A great tool for dealing with the “Blame Frame,” or the frame we have that identifies blame solely with another party, is something called “mapping the contributions. Among the several leadership activities I use in my classes, this one is sure to improve leaders’ ability to make difficult conversations more productive.

This tool asks an important and extremely salient question: “how did we each contribute to the problem or conflict that we are experiencing?” The purpose of asking this question and determining contribution is to prepare for the future – let us not repeat whatever we did or did not do that precipitated this conflict or problem. We need to learn about each other and how we work together to be more productive and healthier down the line.

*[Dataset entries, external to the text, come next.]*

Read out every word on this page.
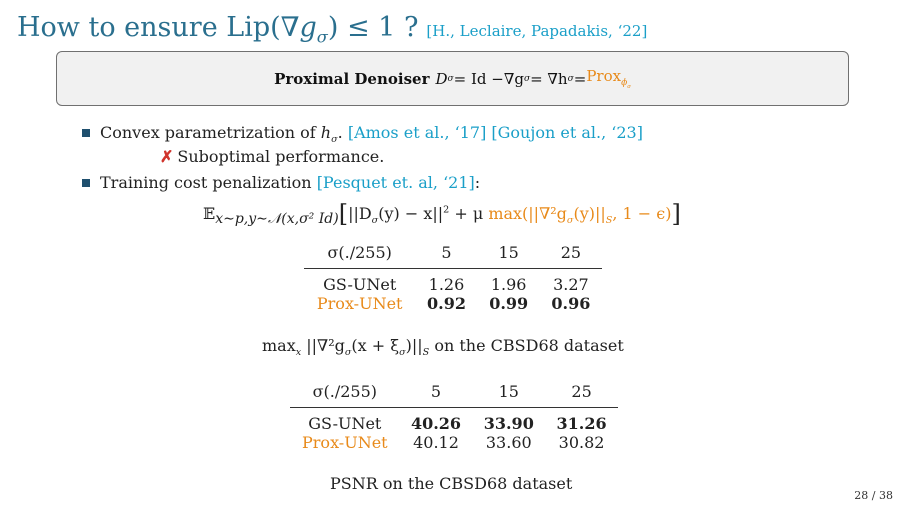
How to ensure $Lip(\nabla g_\sigma) \le 1$ ? [H., Leclaire, Papadakis, ‘22]
Proximal Denoiser D σ = Id −∇g σ = ∇h σ = Prox$_{\phi_\sigma}$
Convex parametrization of $h_\sigma$. [Amos et al., ‘17] [Goujon et al., ‘23]
✗ Suboptimal performance.
Training cost penalization [Pesquet et. al, ‘21]:
$𝔼_{x\sim p,y\sim 𝒩(x,\sigma^2 Id)}[||D_\sigma(y) - x||^2 + \mu$ $\max(||\nabla^2g_\sigma(y)||_S$, 1 − ϵ)]
σ(./255)	5	15	25
GS-UNet	1.26	1.96	3.27
Prox-UNet	0.92	0.99	0.96
$\max_x ||\nabla^2g_\sigma(x + \xi_\sigma)||_S$ on the CBSD68 dataset
σ(./255)	5	15	25
GS-UNet	40.26	33.90	31.26
Prox-UNet	40.12	33.60	30.82
PSNR on the CBSD68 dataset
28 / 38
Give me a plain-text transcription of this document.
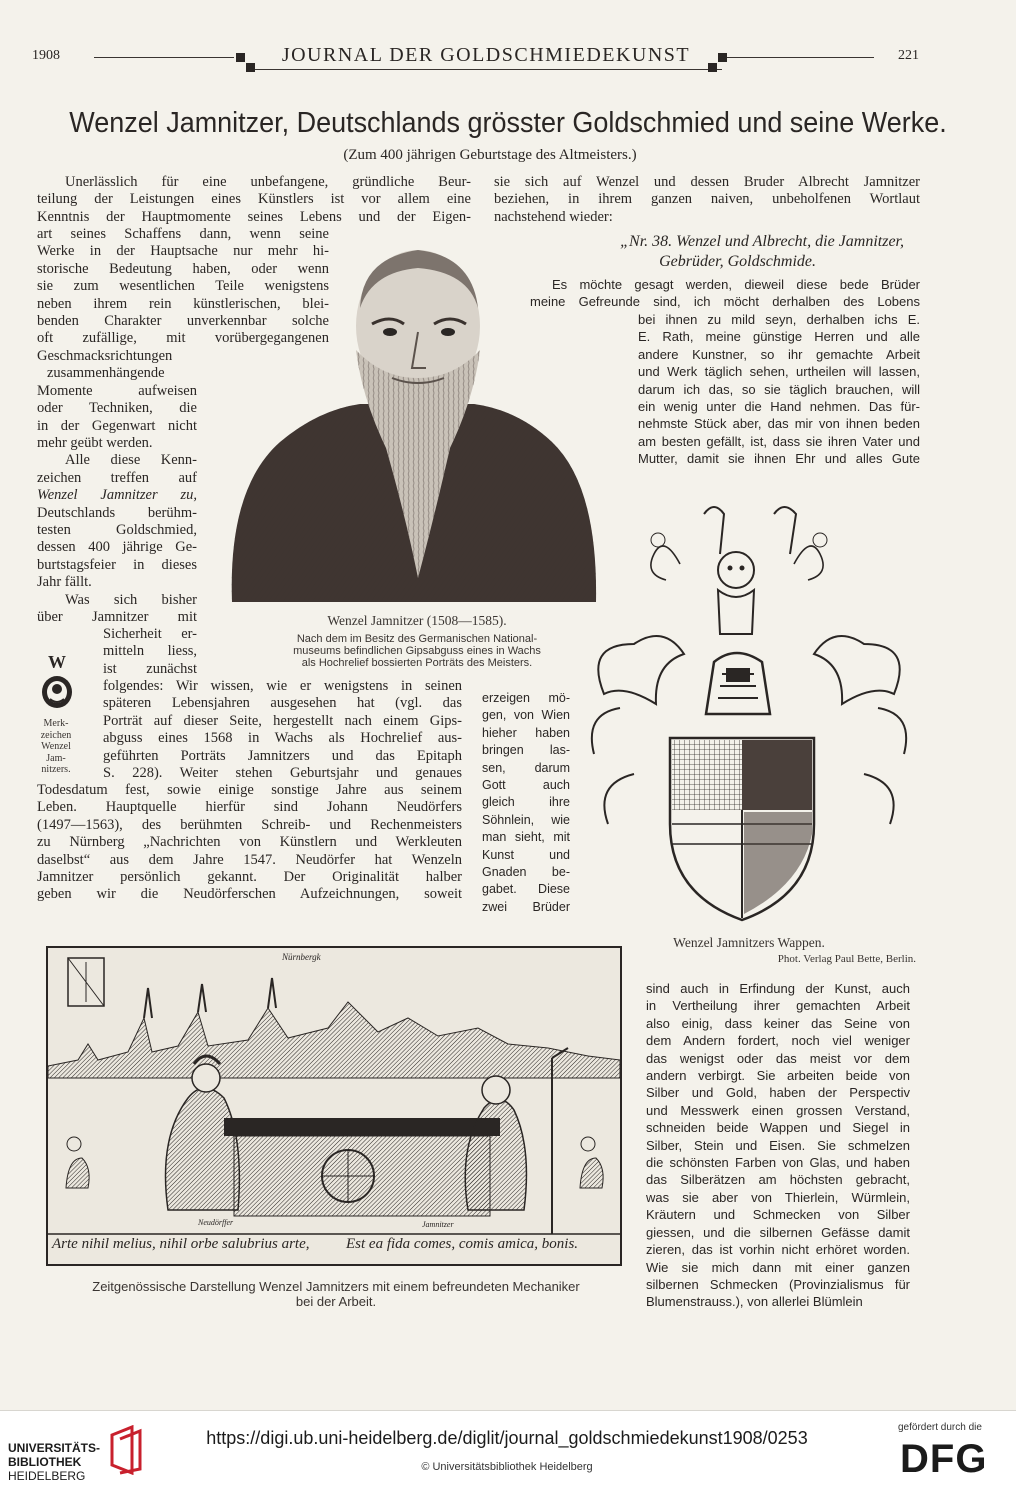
1908	221
JOURNAL DER GOLDSCHMIEDEKUNST
Wenzel Jamnitzer, Deutschlands grösster Goldschmied und seine Werke.
(Zum 400 jährigen Geburtstage des Altmeisters.)
Unerlässlich für eine unbefangene, gründliche Beur-
teilung der Leistungen eines Künstlers ist vor allem eine
Kenntnis der Hauptmomente seines Lebens und der Eigen-
art seines Schaffens dann, wenn seine
Werke in der Hauptsache nur mehr hi-
storische Bedeutung haben, oder wenn
sie zum wesentlichen Teile wenigstens
neben ihrem rein künstlerischen, blei-
benden Charakter unverkennbar solche
oft zufällige, mit vorübergegangenen
Geschmacksrichtungen
zusammenhängende
Momente aufweisen
oder Techniken, die
in der Gegenwart nicht
mehr geübt werden.
Alle diese Kenn-
zeichen treffen auf
Wenzel Jamnitzer zu,
Deutschlands berühm-
testen Goldschmied,
dessen 400 jährige Ge-
burtstagsfeier in dieses
Jahr fällt.
Was sich bisher
über Jamnitzer mit
Sicherheit er-
mitteln liess,
ist zunächst
folgendes: Wir wissen, wie er wenigstens in seinen
späteren Lebensjahren ausgesehen hat (vgl. das
Porträt auf dieser Seite, hergestellt nach einem Gips-
abguss eines 1568 in Wachs als Hochrelief aus-
geführten Porträts Jamnitzers und das Epitaph
S. 228). Weiter stehen Geburtsjahr und genaues
Todesdatum fest, sowie einige sonstige Jahre aus seinem
Leben. Hauptquelle hierfür sind Johann Neudörfers
(1497—1563), des berühmten Schreib- und Rechenmeisters
zu Nürnberg „Nachrichten von Künstlern und Werkleuten
daselbst“ aus dem Jahre 1547. Neudörfer hat Wenzeln
Jamnitzer persönlich gekannt. Der Originalität halber
geben wir die Neudörferschen Aufzeichnungen, soweit
W
Merk-
zeichen
Wenzel
Jam-
nitzers.
Wenzel Jamnitzer (1508—1585).
Nach dem im Besitz des Germanischen National-
museums befindlichen Gipsabguss eines in Wachs
als Hochrelief bossierten Porträts des Meisters.
sie sich auf Wenzel und dessen Bruder Albrecht Jamnitzer
beziehen, in ihrem ganzen naiven, unbeholfenen Wortlaut
nachstehend wieder:
„Nr. 38. Wenzel und Albrecht, die Jamnitzer,
Gebrüder, Goldschmide.
Es möchte gesagt werden, dieweil diese bede Brüder
meine Gefreunde sind, ich möcht derhalben des Lobens
bei ihnen zu mild seyn, derhalben ichs E.
E. Rath, meine günstige Herren und alle
andere Kunstner, so ihr gemachte Arbeit
und Werk täglich sehen, urtheilen will lassen,
darum ich das, so sie täglich brauchen, will
ein wenig unter die Hand nehmen. Das für-
nehmste Stück aber, das mir von ihnen beden
am besten gefällt, ist, dass sie ihren Vater und
Mutter, damit sie ihnen Ehr und alles Gute
erzeigen mö-
gen, von Wien
hieher haben
bringen las-
sen, darum
Gott auch
gleich ihre
Söhnlein, wie
man sieht, mit
Kunst und
Gnaden be-
gabet. Diese
zwei Brüder
Wenzel Jamnitzers Wappen.
Phot. Verlag Paul Bette, Berlin.
sind auch in Erfindung der Kunst, auch
in Vertheilung ihrer gemachten Arbeit
also einig, dass keiner das Seine von
dem Andern fordert, noch viel weniger
das wenigst oder das meist vor dem
andern verbirgt. Sie arbeiten beide von
Silber und Gold, haben der Perspectiv
und Messwerk einen grossen Verstand,
schneiden beide Wappen und Siegel in
Silber, Stein und Eisen. Sie schmelzen
die schönsten Farben von Glas, und haben
das Silberätzen am höchsten gebracht,
was sie aber von Thierlein, Würmlein,
Kräutern und Schmecken von Silber
giessen, und die silbernen Gefässe damit
zieren, das ist vorhin nicht erhöret worden.
Wie sie mich dann mit einer ganzen
silbernen Schmecken (Provinzialismus für
Blumenstrauss.), von allerlei Blümlein
Nürnbergk
Neudörffer	Jamnitzer
Arte nihil melius, nihil orbe salubrius arte, Est ea fida comes, comis amica, bonis.
Zeitgenössische Darstellung Wenzel Jamnitzers mit einem befreundeten Mechaniker
bei der Arbeit.
UNIVERSITÄTS-
BIBLIOTHEK
HEIDELBERG
https://digi.ub.uni-heidelberg.de/diglit/journal_goldschmiedekunst1908/0253
© Universitätsbibliothek Heidelberg
gefördert durch die
DFG
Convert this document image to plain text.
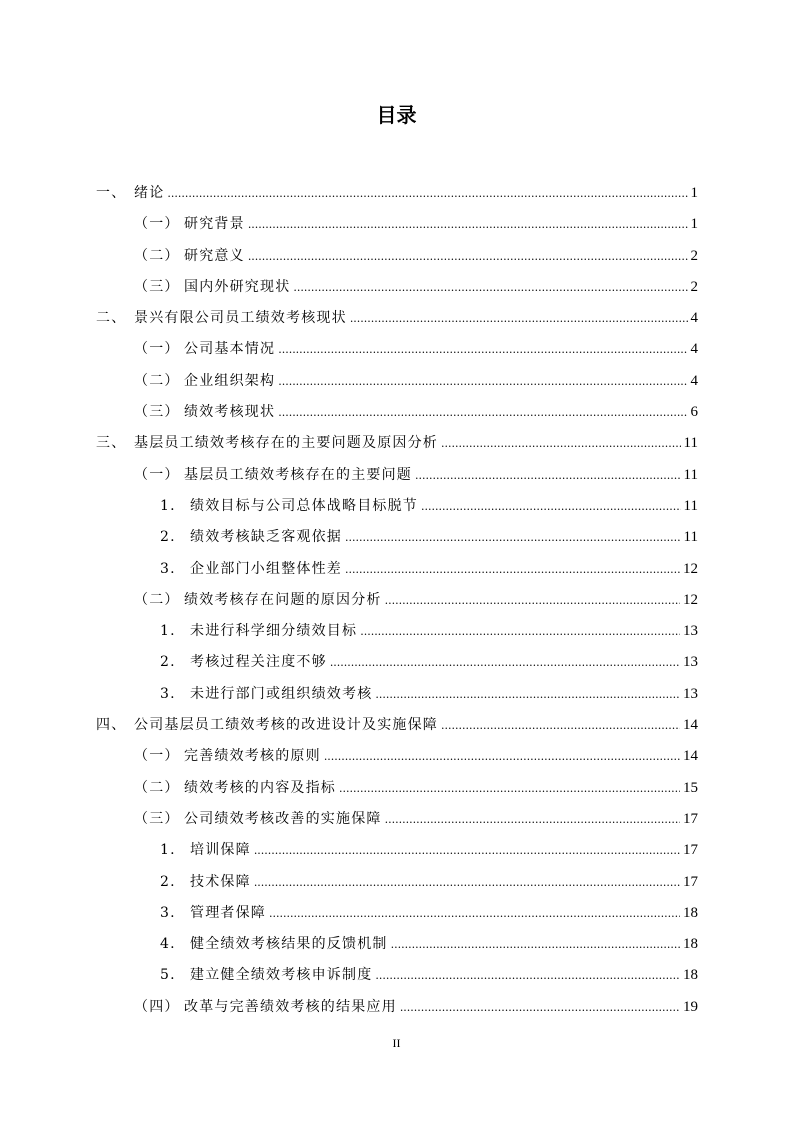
目录
一、 绪论 .....	1
（一） 研究背景 .....	1
（二） 研究意义 .....	2
（三） 国内外研究现状 .....	2
二、 景兴有限公司员工绩效考核现状 .....	4
（一） 公司基本情况 .....	4
（二） 企业组织架构 .....	4
（三） 绩效考核现状 .....	6
三、 基层员工绩效考核存在的主要问题及原因分析 .....	11
（一） 基层员工绩效考核存在的主要问题 .....	11
1.	绩效目标与公司总体战略目标脱节 .....	11
2.	绩效考核缺乏客观依据 .....	11
3.	企业部门小组整体性差 .....	12
（二） 绩效考核存在问题的原因分析 .....	12
1.	未进行科学细分绩效目标 .....	13
2.	考核过程关注度不够 .....	13
3.	未进行部门或组织绩效考核 .....	13
四、 公司基层员工绩效考核的改进设计及实施保障 .....	14
（一） 完善绩效考核的原则 .....	14
（二） 绩效考核的内容及指标 .....	15
（三） 公司绩效考核改善的实施保障 .....	17
1.	培训保障 .....	17
2.	技术保障 .....	17
3.	管理者保障 .....	18
4.	健全绩效考核结果的反馈机制 .....	18
5.	建立健全绩效考核申诉制度 .....	18
（四） 改革与完善绩效考核的结果应用 .....	19
II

Blame “inhibits our ability to learn what’s really causing the problem and to do anything meaningful to correct it.” Distinguishing Blame from Contribution is key. Blaming is about judging and only looks backward. It asks: who caused the problem? Were they incompetent, unreasonable, or perhaps unethical, and how should they be punished?

Blaming and punishing is an inefficient, backwards looking substitute for truly figuring out the root causes of a conflict or issue. Contribution, on the other hand, is about understanding and looks entirely forward. Questions to be answered to examine contributions are instead:

  • How have we each contributed to this situation?
  • Having identified the contribution system, how can we change it?
  • What can we do to move forward?

Overall, to move from Blame to Contribution we must:

  • Map the contribution system (What are they contributing? What am I contributing? Is anyone else involved?)
  • Take “response-ability” for our own contribution early in the discourse to set an example.
  • Help the other individuals involved understand their own contributions.
  • Make the sensory data and the reasoning (interpretations) explicit.
  • Clarify what both you and the others should do differently, and what you each need to do to influence and improve the situation.

What can you accomplish in your team when you map each other’s contributions instead of assigning blame?